Fecal Immunochemical Test (FIT)
The fecal immunochemical test (FIT) is a safe and painless test that checks your stool (poop) for tiny amounts of blood, which can be caused by colorectal cancer or some pre-cancerous polyps (growths in the colon or rectum that can turn into cancer over time). You can do this test at home and it only takes a few minutes. You do not have to change your diet or stop taking medication to do the test.
It also says results in five minutes without mailing poop in?

Here's a bargain package for those in the US: 20 tests for $100, share with friends and family. :cool: Second Generation FIT® Fecal Immunochemical Test - Kit of 20
 
@Akimbo, Yes, the polyps grow slowly and even then, most don't develop into cancer. The reason routine colonoscopies are typically done on a ten year time frame is because they just grow that slowly. But, the analogy of a dermatologist removing every mole is not a good one. Most people have LOTS of moles. Removing all the moles (most of which will not develop into cancer) would leave a person very scarred (obviously why a dermatologist wouldn't do it). By comparison, very few people have lots of polyps. So prophylactically, there is little reason not remove them when found.
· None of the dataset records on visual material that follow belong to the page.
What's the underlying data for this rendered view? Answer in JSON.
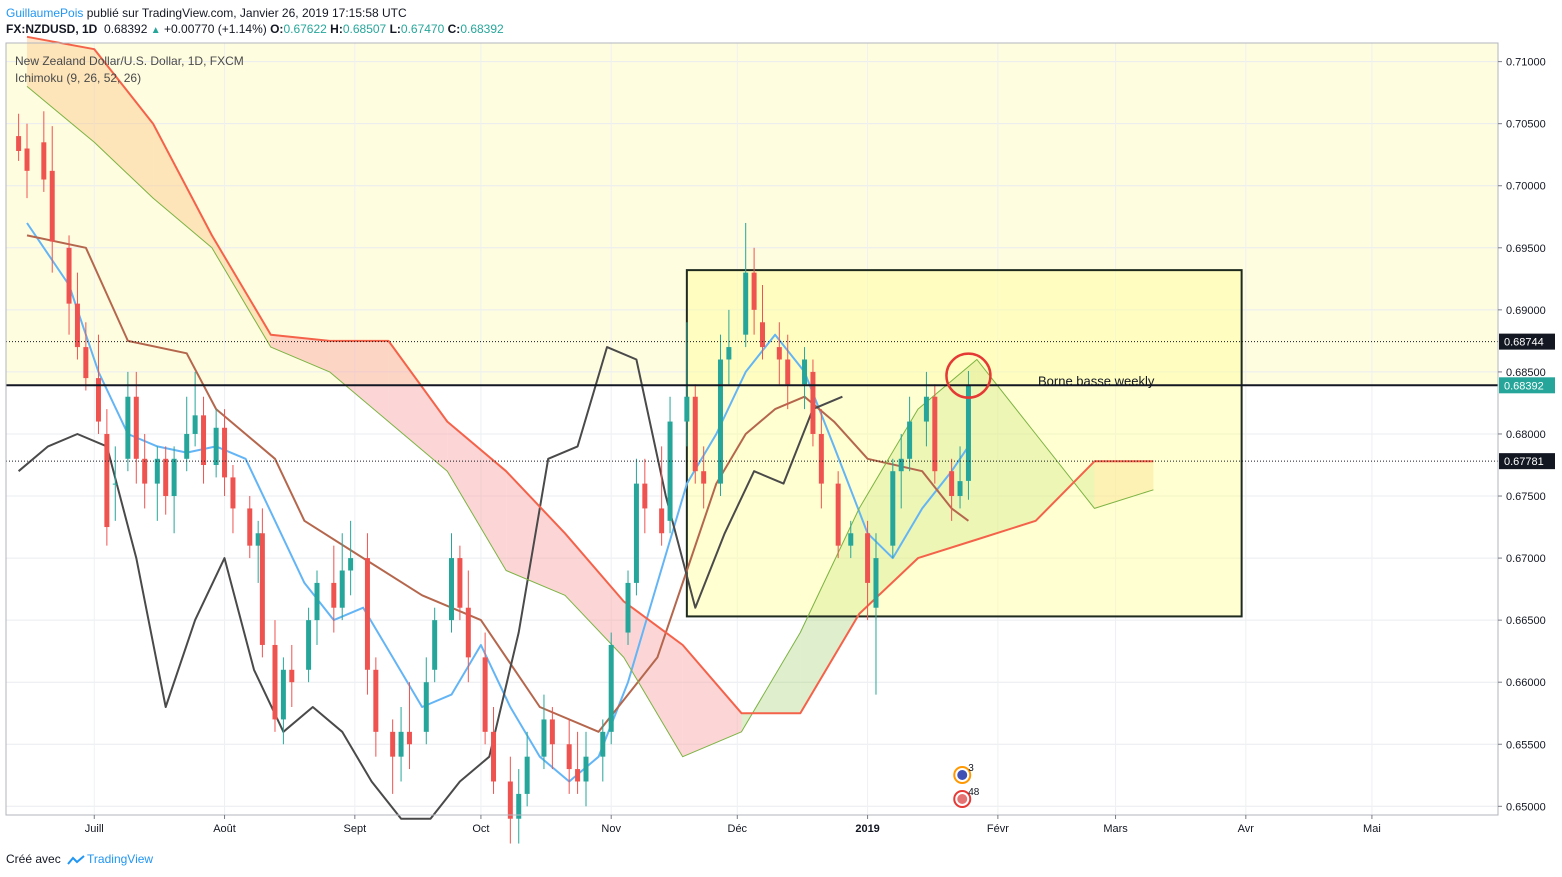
{
  "header": {
    "author": "GuillaumePois",
    "published_text": "publié sur TradingView.com, Janvier 26, 2019 17:15:58 UTC",
    "symbol": "FX:NZDUSD, 1D",
    "last": "0.68392",
    "change": "+0.00770 (+1.14%)",
    "open_label": "O:",
    "open": "0.67622",
    "high_label": "H:",
    "high": "0.68507",
    "low_label": "L:",
    "low": "0.67470",
    "close_label": "C:",
    "close": "0.68392"
  },
  "legend": {
    "title": "New Zealand Dollar/U.S. Dollar, 1D, FXCM",
    "indicator": "Ichimoku (9, 26, 52, 26)"
  },
  "footer": {
    "created_with": "Créé avec",
    "brand": "TradingView"
  },
  "colors": {
    "up": "#26a69a",
    "down": "#ef5350",
    "tenkan": "#64b5f6",
    "kijun": "#b5674d",
    "chikou": "#4a4a4a",
    "senkou_a": "#7cb342",
    "senkou_b": "#f4624a",
    "cloud_bull": "#8bc34a",
    "cloud_bear": "#f8a5a5",
    "cloud_orange": "#fbc78a",
    "zone_fill": "#ffff9a",
    "accent": "#2196f3"
  },
  "chart_data": {
    "type": "candlestick",
    "title": "New Zealand Dollar/U.S. Dollar, 1D, FXCM",
    "price_range": [
      0.6493,
      0.7115
    ],
    "y_ticks": [
      "0.71000",
      "0.70500",
      "0.70000",
      "0.69500",
      "0.69000",
      "0.68500",
      "0.68000",
      "0.67500",
      "0.67000",
      "0.66500",
      "0.66000",
      "0.65500",
      "0.65000"
    ],
    "x_ticks": [
      "Juill",
      "Août",
      "Sept",
      "Oct",
      "Nov",
      "Déc",
      "2019",
      "Févr",
      "Mars",
      "Avr",
      "Mai"
    ],
    "price_labels": [
      "0.68744",
      "0.68392",
      "0.67781"
    ],
    "last_price": 0.68392,
    "levels": [
      {
        "price": 0.68744,
        "style": "dotted"
      },
      {
        "price": 0.68392,
        "style": "solid"
      },
      {
        "price": 0.67781,
        "style": "dotted"
      }
    ],
    "annotation": {
      "text": "Borne basse weekly",
      "price": 0.684
    },
    "zone": {
      "top": 0.6932,
      "bottom": 0.6653,
      "start_date": "2018-11-19",
      "end_date": "2019-03-31"
    },
    "highlight_circle": {
      "date": "2019-01-25",
      "price": 0.6847
    },
    "background_band": {
      "top": 0.7115,
      "bottom": 0.684
    },
    "event_markers": [
      {
        "label": "3",
        "date": "2019-01-24"
      },
      {
        "label": "48",
        "date": "2019-01-24"
      }
    ],
    "candles": [
      [
        "2018-06-13",
        0.704,
        0.7058,
        0.702,
        0.7028
      ],
      [
        "2018-06-15",
        0.703,
        0.705,
        0.699,
        0.7012
      ],
      [
        "2018-06-19",
        0.7035,
        0.706,
        0.6995,
        0.7005
      ],
      [
        "2018-06-21",
        0.7012,
        0.7048,
        0.693,
        0.6955
      ],
      [
        "2018-06-25",
        0.695,
        0.696,
        0.688,
        0.6905
      ],
      [
        "2018-06-27",
        0.6905,
        0.693,
        0.686,
        0.687
      ],
      [
        "2018-06-29",
        0.687,
        0.689,
        0.6835,
        0.6845
      ],
      [
        "2018-07-02",
        0.6845,
        0.688,
        0.68,
        0.681
      ],
      [
        "2018-07-04",
        0.68,
        0.682,
        0.671,
        0.6725
      ],
      [
        "2018-07-06",
        0.676,
        0.679,
        0.673,
        0.676
      ],
      [
        "2018-07-09",
        0.678,
        0.685,
        0.677,
        0.683
      ],
      [
        "2018-07-11",
        0.683,
        0.685,
        0.676,
        0.678
      ],
      [
        "2018-07-13",
        0.678,
        0.68,
        0.674,
        0.676
      ],
      [
        "2018-07-16",
        0.676,
        0.679,
        0.673,
        0.678
      ],
      [
        "2018-07-18",
        0.678,
        0.679,
        0.6735,
        0.675
      ],
      [
        "2018-07-20",
        0.675,
        0.679,
        0.672,
        0.678
      ],
      [
        "2018-07-23",
        0.678,
        0.683,
        0.677,
        0.68
      ],
      [
        "2018-07-25",
        0.68,
        0.685,
        0.679,
        0.6815
      ],
      [
        "2018-07-27",
        0.6815,
        0.683,
        0.676,
        0.6775
      ],
      [
        "2018-07-30",
        0.6775,
        0.682,
        0.6765,
        0.6805
      ],
      [
        "2018-08-01",
        0.6805,
        0.682,
        0.675,
        0.6765
      ],
      [
        "2018-08-03",
        0.6765,
        0.6775,
        0.672,
        0.674
      ],
      [
        "2018-08-07",
        0.674,
        0.675,
        0.67,
        0.671
      ],
      [
        "2018-08-09",
        0.671,
        0.673,
        0.668,
        0.672
      ],
      [
        "2018-08-10",
        0.672,
        0.674,
        0.662,
        0.663
      ],
      [
        "2018-08-13",
        0.663,
        0.665,
        0.656,
        0.657
      ],
      [
        "2018-08-15",
        0.657,
        0.662,
        0.655,
        0.661
      ],
      [
        "2018-08-17",
        0.661,
        0.663,
        0.658,
        0.66
      ],
      [
        "2018-08-21",
        0.661,
        0.666,
        0.66,
        0.665
      ],
      [
        "2018-08-23",
        0.665,
        0.669,
        0.663,
        0.668
      ],
      [
        "2018-08-27",
        0.668,
        0.671,
        0.664,
        0.666
      ],
      [
        "2018-08-29",
        0.666,
        0.672,
        0.665,
        0.669
      ],
      [
        "2018-08-31",
        0.669,
        0.673,
        0.667,
        0.67
      ],
      [
        "2018-09-04",
        0.67,
        0.672,
        0.659,
        0.661
      ],
      [
        "2018-09-06",
        0.661,
        0.662,
        0.654,
        0.656
      ],
      [
        "2018-09-10",
        0.656,
        0.657,
        0.651,
        0.654
      ],
      [
        "2018-09-12",
        0.654,
        0.658,
        0.652,
        0.656
      ],
      [
        "2018-09-14",
        0.656,
        0.66,
        0.653,
        0.655
      ],
      [
        "2018-09-18",
        0.656,
        0.662,
        0.655,
        0.66
      ],
      [
        "2018-09-20",
        0.661,
        0.666,
        0.66,
        0.665
      ],
      [
        "2018-09-24",
        0.665,
        0.672,
        0.664,
        0.67
      ],
      [
        "2018-09-26",
        0.67,
        0.671,
        0.665,
        0.666
      ],
      [
        "2018-09-28",
        0.666,
        0.669,
        0.66,
        0.662
      ],
      [
        "2018-10-02",
        0.662,
        0.664,
        0.655,
        0.656
      ],
      [
        "2018-10-04",
        0.656,
        0.658,
        0.651,
        0.652
      ],
      [
        "2018-10-08",
        0.652,
        0.654,
        0.647,
        0.649
      ],
      [
        "2018-10-10",
        0.649,
        0.653,
        0.647,
        0.651
      ],
      [
        "2018-10-12",
        0.651,
        0.656,
        0.65,
        0.654
      ],
      [
        "2018-10-16",
        0.654,
        0.659,
        0.653,
        0.657
      ],
      [
        "2018-10-18",
        0.657,
        0.658,
        0.653,
        0.655
      ],
      [
        "2018-10-22",
        0.655,
        0.657,
        0.651,
        0.653
      ],
      [
        "2018-10-24",
        0.653,
        0.656,
        0.651,
        0.652
      ],
      [
        "2018-10-26",
        0.652,
        0.656,
        0.65,
        0.654
      ],
      [
        "2018-10-30",
        0.654,
        0.657,
        0.652,
        0.656
      ],
      [
        "2018-11-01",
        0.656,
        0.664,
        0.655,
        0.663
      ],
      [
        "2018-11-05",
        0.664,
        0.669,
        0.663,
        0.668
      ],
      [
        "2018-11-07",
        0.668,
        0.678,
        0.667,
        0.676
      ],
      [
        "2018-11-09",
        0.676,
        0.678,
        0.672,
        0.674
      ],
      [
        "2018-11-13",
        0.674,
        0.679,
        0.671,
        0.672
      ],
      [
        "2018-11-15",
        0.673,
        0.683,
        0.672,
        0.681
      ],
      [
        "2018-11-19",
        0.681,
        0.689,
        0.679,
        0.683
      ],
      [
        "2018-11-21",
        0.683,
        0.684,
        0.676,
        0.677
      ],
      [
        "2018-11-23",
        0.677,
        0.679,
        0.674,
        0.676
      ],
      [
        "2018-11-27",
        0.676,
        0.688,
        0.675,
        0.686
      ],
      [
        "2018-11-29",
        0.686,
        0.69,
        0.684,
        0.687
      ],
      [
        "2018-12-03",
        0.688,
        0.697,
        0.687,
        0.693
      ],
      [
        "2018-12-05",
        0.693,
        0.695,
        0.688,
        0.69
      ],
      [
        "2018-12-07",
        0.689,
        0.692,
        0.686,
        0.687
      ],
      [
        "2018-12-11",
        0.687,
        0.689,
        0.684,
        0.686
      ],
      [
        "2018-12-13",
        0.686,
        0.688,
        0.682,
        0.684
      ],
      [
        "2018-12-17",
        0.684,
        0.687,
        0.682,
        0.686
      ],
      [
        "2018-12-19",
        0.685,
        0.686,
        0.679,
        0.68
      ],
      [
        "2018-12-21",
        0.68,
        0.682,
        0.674,
        0.676
      ],
      [
        "2018-12-25",
        0.676,
        0.677,
        0.67,
        0.671
      ],
      [
        "2018-12-28",
        0.671,
        0.673,
        0.67,
        0.672
      ],
      [
        "2019-01-01",
        0.672,
        0.673,
        0.665,
        0.668
      ],
      [
        "2019-01-03",
        0.666,
        0.672,
        0.659,
        0.67
      ],
      [
        "2019-01-07",
        0.671,
        0.678,
        0.67,
        0.677
      ],
      [
        "2019-01-09",
        0.677,
        0.68,
        0.674,
        0.678
      ],
      [
        "2019-01-11",
        0.678,
        0.683,
        0.677,
        0.681
      ],
      [
        "2019-01-15",
        0.681,
        0.685,
        0.679,
        0.683
      ],
      [
        "2019-01-17",
        0.683,
        0.684,
        0.676,
        0.677
      ],
      [
        "2019-01-21",
        0.677,
        0.678,
        0.673,
        0.675
      ],
      [
        "2019-01-23",
        0.675,
        0.679,
        0.674,
        0.6762
      ],
      [
        "2019-01-25",
        0.67622,
        0.68507,
        0.6747,
        0.68392
      ]
    ],
    "series": [
      {
        "name": "Tenkan",
        "points": [
          [
            "2018-06-15",
            0.697
          ],
          [
            "2018-06-25",
            0.692
          ],
          [
            "2018-07-02",
            0.685
          ],
          [
            "2018-07-09",
            0.68
          ],
          [
            "2018-07-16",
            0.679
          ],
          [
            "2018-07-23",
            0.6785
          ],
          [
            "2018-07-30",
            0.679
          ],
          [
            "2018-08-06",
            0.678
          ],
          [
            "2018-08-13",
            0.673
          ],
          [
            "2018-08-20",
            0.668
          ],
          [
            "2018-08-27",
            0.665
          ],
          [
            "2018-09-03",
            0.666
          ],
          [
            "2018-09-10",
            0.662
          ],
          [
            "2018-09-17",
            0.658
          ],
          [
            "2018-09-24",
            0.659
          ],
          [
            "2018-10-01",
            0.663
          ],
          [
            "2018-10-08",
            0.658
          ],
          [
            "2018-10-15",
            0.654
          ],
          [
            "2018-10-22",
            0.652
          ],
          [
            "2018-10-29",
            0.654
          ],
          [
            "2018-11-05",
            0.66
          ],
          [
            "2018-11-12",
            0.668
          ],
          [
            "2018-11-19",
            0.676
          ],
          [
            "2018-11-26",
            0.68
          ],
          [
            "2018-12-03",
            0.685
          ],
          [
            "2018-12-10",
            0.688
          ],
          [
            "2018-12-17",
            0.685
          ],
          [
            "2018-12-24",
            0.679
          ],
          [
            "2019-01-01",
            0.672
          ],
          [
            "2019-01-07",
            0.67
          ],
          [
            "2019-01-14",
            0.674
          ],
          [
            "2019-01-21",
            0.677
          ],
          [
            "2019-01-25",
            0.679
          ]
        ]
      },
      {
        "name": "Kijun",
        "points": [
          [
            "2018-06-15",
            0.696
          ],
          [
            "2018-06-29",
            0.695
          ],
          [
            "2018-07-09",
            0.6875
          ],
          [
            "2018-07-23",
            0.6865
          ],
          [
            "2018-07-30",
            0.682
          ],
          [
            "2018-08-13",
            0.678
          ],
          [
            "2018-08-20",
            0.673
          ],
          [
            "2018-09-03",
            0.67
          ],
          [
            "2018-09-17",
            0.667
          ],
          [
            "2018-10-01",
            0.665
          ],
          [
            "2018-10-15",
            0.658
          ],
          [
            "2018-10-29",
            0.656
          ],
          [
            "2018-11-12",
            0.662
          ],
          [
            "2018-11-19",
            0.669
          ],
          [
            "2018-11-26",
            0.676
          ],
          [
            "2018-12-03",
            0.68
          ],
          [
            "2018-12-10",
            0.682
          ],
          [
            "2018-12-17",
            0.683
          ],
          [
            "2018-12-24",
            0.681
          ],
          [
            "2019-01-01",
            0.678
          ],
          [
            "2019-01-14",
            0.677
          ],
          [
            "2019-01-21",
            0.674
          ],
          [
            "2019-01-25",
            0.673
          ]
        ]
      },
      {
        "name": "Chikou",
        "points": [
          [
            "2018-06-13",
            0.677
          ],
          [
            "2018-06-20",
            0.679
          ],
          [
            "2018-06-27",
            0.68
          ],
          [
            "2018-07-04",
            0.679
          ],
          [
            "2018-07-11",
            0.67
          ],
          [
            "2018-07-18",
            0.658
          ],
          [
            "2018-07-25",
            0.665
          ],
          [
            "2018-08-01",
            0.67
          ],
          [
            "2018-08-08",
            0.661
          ],
          [
            "2018-08-15",
            0.656
          ],
          [
            "2018-08-22",
            0.658
          ],
          [
            "2018-08-29",
            0.656
          ],
          [
            "2018-09-05",
            0.652
          ],
          [
            "2018-09-12",
            0.649
          ],
          [
            "2018-09-19",
            0.649
          ],
          [
            "2018-09-26",
            0.652
          ],
          [
            "2018-10-03",
            0.654
          ],
          [
            "2018-10-10",
            0.664
          ],
          [
            "2018-10-17",
            0.678
          ],
          [
            "2018-10-24",
            0.679
          ],
          [
            "2018-10-31",
            0.687
          ],
          [
            "2018-11-07",
            0.686
          ],
          [
            "2018-11-14",
            0.675
          ],
          [
            "2018-11-21",
            0.666
          ],
          [
            "2018-11-28",
            0.672
          ],
          [
            "2018-12-05",
            0.677
          ],
          [
            "2018-12-12",
            0.676
          ],
          [
            "2018-12-19",
            0.682
          ],
          [
            "2018-12-26",
            0.683
          ]
        ]
      },
      {
        "name": "Senkou A",
        "points": [
          [
            "2018-06-15",
            0.708
          ],
          [
            "2018-07-01",
            0.7035
          ],
          [
            "2018-07-15",
            0.699
          ],
          [
            "2018-07-29",
            0.695
          ],
          [
            "2018-08-12",
            0.687
          ],
          [
            "2018-08-26",
            0.685
          ],
          [
            "2018-09-09",
            0.681
          ],
          [
            "2018-09-23",
            0.677
          ],
          [
            "2018-10-07",
            0.669
          ],
          [
            "2018-10-21",
            0.667
          ],
          [
            "2018-11-04",
            0.662
          ],
          [
            "2018-11-18",
            0.654
          ],
          [
            "2018-12-02",
            0.656
          ],
          [
            "2018-12-16",
            0.664
          ],
          [
            "2018-12-30",
            0.674
          ],
          [
            "2019-01-13",
            0.682
          ],
          [
            "2019-01-27",
            0.686
          ],
          [
            "2019-02-10",
            0.68
          ],
          [
            "2019-02-24",
            0.674
          ],
          [
            "2019-03-10",
            0.6755
          ]
        ]
      },
      {
        "name": "Senkou B",
        "points": [
          [
            "2018-06-15",
            0.712
          ],
          [
            "2018-07-01",
            0.711
          ],
          [
            "2018-07-15",
            0.705
          ],
          [
            "2018-07-29",
            0.696
          ],
          [
            "2018-08-12",
            0.688
          ],
          [
            "2018-08-26",
            0.6875
          ],
          [
            "2018-09-09",
            0.6875
          ],
          [
            "2018-09-23",
            0.681
          ],
          [
            "2018-10-07",
            0.677
          ],
          [
            "2018-10-21",
            0.672
          ],
          [
            "2018-11-04",
            0.6665
          ],
          [
            "2018-11-18",
            0.663
          ],
          [
            "2018-12-02",
            0.6575
          ],
          [
            "2018-12-16",
            0.6575
          ],
          [
            "2018-12-30",
            0.6655
          ],
          [
            "2019-01-13",
            0.67
          ],
          [
            "2019-01-27",
            0.6715
          ],
          [
            "2019-02-10",
            0.673
          ],
          [
            "2019-02-24",
            0.6778
          ],
          [
            "2019-03-10",
            0.6778
          ]
        ]
      }
    ]
  }
}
I don't disagree that lots of people fail to get screened because they don't want to do a colonoscopy. In that case, cologuard is better than nothing. But, a colonoscopy allows you to go ahead and have any polyps removed at that time. It's about as close as you can get in medicine to a guarantee of preventing cancer. A negative cologuard test means 1) low chance that it missed an existing cancer, 2) you have precancerous polyps that haven't become cancer yet, or 3) you don't have any issues at all. A negative colonoscopy almost guarantees you don't have polyps or cancer.
 
A negative colonoscopy almost guarantees you don't have polyps or cancer.

Do we know that all colon cancers present in the form of polyps first? I understood that this is an open question. From my limited reading, cancers likely develop first in the colon wall and then polyps usually develop around them, even though most polyps develop with no detectable cancer.

The potential advantage of a genomic test, not necessary Cologuard, is that cancer cells could be identified as soon as cells are shed into the colon.

Another advantage of a less expensive and non-invasive test is 1 in 7 colon cancers occur BEFORE age 40. My neighbor was diagnosed and treated in his early 30s, but is thankfully in his 80s now. A major problem with slow-growing cancers is they are hard to research. Screening should probably start at 20, but will not happen until the cost and "difficulty" comes way down.